- Date formed: May 29, 2023
- Date dissolved: suspended on 18 March 2025

People and organisations
- Governor: Siminalayi Fubara
- Governor's history: State Accountant General (2020–2022)
- Deputy Governor: Ngozi Odu

History
- Election: 2023 governorship election
- Advice and consent: Rivers State House of Assembly
- Predecessor: Nyesom Wike cabinet

= Cabinet of Siminalayi Fubara =

Siminalayi Fubara assumed office as the fifth governor of Rivers State on 23 May 2023 until his suspension on 18 March 2025. The governor has the authority to nominate members of his executive council to the Rivers State House of Assembly for confirmation under the section 192 (1) of the Constitution of Nigeria.

The Executive Council of Rivers State, also known as the Governor's Cabinet, is the highest administrative authority in the state. It comprises the Governor, Deputy Governor, the Secretary to the State Government, Chief of Staff, Commissioners, and Special Advisers. They are responsible for advising and assisting the governor. A member of the cabinet can be dismissed or reappointed at the governor's will.

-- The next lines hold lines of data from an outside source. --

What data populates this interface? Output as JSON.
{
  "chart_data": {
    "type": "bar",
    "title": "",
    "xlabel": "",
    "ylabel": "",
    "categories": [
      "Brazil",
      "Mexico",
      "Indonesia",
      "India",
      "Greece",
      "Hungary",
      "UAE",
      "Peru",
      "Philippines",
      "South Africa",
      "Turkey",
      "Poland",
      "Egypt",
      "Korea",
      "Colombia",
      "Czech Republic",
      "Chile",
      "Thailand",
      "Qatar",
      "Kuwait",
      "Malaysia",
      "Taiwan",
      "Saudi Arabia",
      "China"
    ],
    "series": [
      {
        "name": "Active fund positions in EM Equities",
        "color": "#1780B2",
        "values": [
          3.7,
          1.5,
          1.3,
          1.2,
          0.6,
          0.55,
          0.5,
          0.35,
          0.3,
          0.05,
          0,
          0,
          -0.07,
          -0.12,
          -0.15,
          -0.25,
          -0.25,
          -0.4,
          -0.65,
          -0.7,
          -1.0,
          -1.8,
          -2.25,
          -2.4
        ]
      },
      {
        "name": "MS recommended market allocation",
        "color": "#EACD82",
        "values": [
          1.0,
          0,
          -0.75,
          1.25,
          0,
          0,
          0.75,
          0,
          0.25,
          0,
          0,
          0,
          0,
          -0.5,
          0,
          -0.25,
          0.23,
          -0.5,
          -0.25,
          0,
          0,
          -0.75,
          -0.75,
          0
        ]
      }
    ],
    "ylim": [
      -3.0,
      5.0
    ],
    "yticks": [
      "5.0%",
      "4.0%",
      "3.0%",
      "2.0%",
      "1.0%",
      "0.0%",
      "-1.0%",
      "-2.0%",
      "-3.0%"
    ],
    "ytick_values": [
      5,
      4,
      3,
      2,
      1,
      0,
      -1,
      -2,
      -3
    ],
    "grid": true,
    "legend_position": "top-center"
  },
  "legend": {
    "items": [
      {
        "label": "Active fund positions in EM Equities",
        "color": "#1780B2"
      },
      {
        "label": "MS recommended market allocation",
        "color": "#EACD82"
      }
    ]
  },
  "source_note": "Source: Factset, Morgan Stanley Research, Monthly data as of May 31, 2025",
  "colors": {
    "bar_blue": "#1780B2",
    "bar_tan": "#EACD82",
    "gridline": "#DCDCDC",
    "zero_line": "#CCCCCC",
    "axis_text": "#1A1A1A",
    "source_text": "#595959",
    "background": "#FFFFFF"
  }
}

This article documents the nomination and confirmation process for any successful or unsuccessful Cabinet nominees of Fubara's administration. They are listed in order of creation of the Cabinet position (also used as the basis for the state line of succession).
==Cabinet==
As of 29 May 2023 (Note: The four commissioners were retained after the succession of Governor Fubara from Nyesom Wike.)
- Zaccheus Adangor as Attorney General of Rivers State and Commissioner for Justice
- George Kelly as Commissioner for Works
- Chinedu Mmom as Commissioner for Education
- Isaac Kamalu as Commissioner of Finance
As of 27 June 2023
- Chukwuemeka Woke as Commissioner for Special Projects
- Inime Chinwenwo Aguma as Commissioner for Social Welfare and Rehabilitation
- Kenneth Chisom Gbali as Commissioner for Youth Development
- Itotenaan Henry Ogiri as Commissioner of Power
- Charles Amadi as Commissioner for Chieftaincy and Community Affairs
- Roseline Adawari Uranta as Ministee of Women Affairs
- Jacobson Nbina as Commissioner for Transportation
- Uchechukwu Nwafor as Commissioner for Energy and Natural Resources
- Chris Green as Commissioner of Sports

==Elected officials==
===Governor===

Siminalayi Fubara defeated Nigerian billionaire businessman and APC nominee, Tonye Cole, in the 2023 Rivers State gubernatorial election, receiving 302,614 votes compared to Cole's 95,274 votes in the election. The two other candidates were Nigerian senator and SDP nominee Magnus Ngei Abe and LP's Beatrice Itubo, who received 46,981 and 22,224 votes respectively. The formal certification of the results by INEC took place on 18 March 2023. He assumed office on 29 May 2023.

Governor of Rivers State
| Portrait | Name | Date of birth | Background | Reference |
|  | Siminalayi Fubara | January 28, 1975 | Accountant General of Rivers State (2020–2022); |  |

===Deputy governor===
All of the members of the executive council are appointed by the Governor of Rivers State and confirmed by the State House of Assembly with the exception of the deputy governor.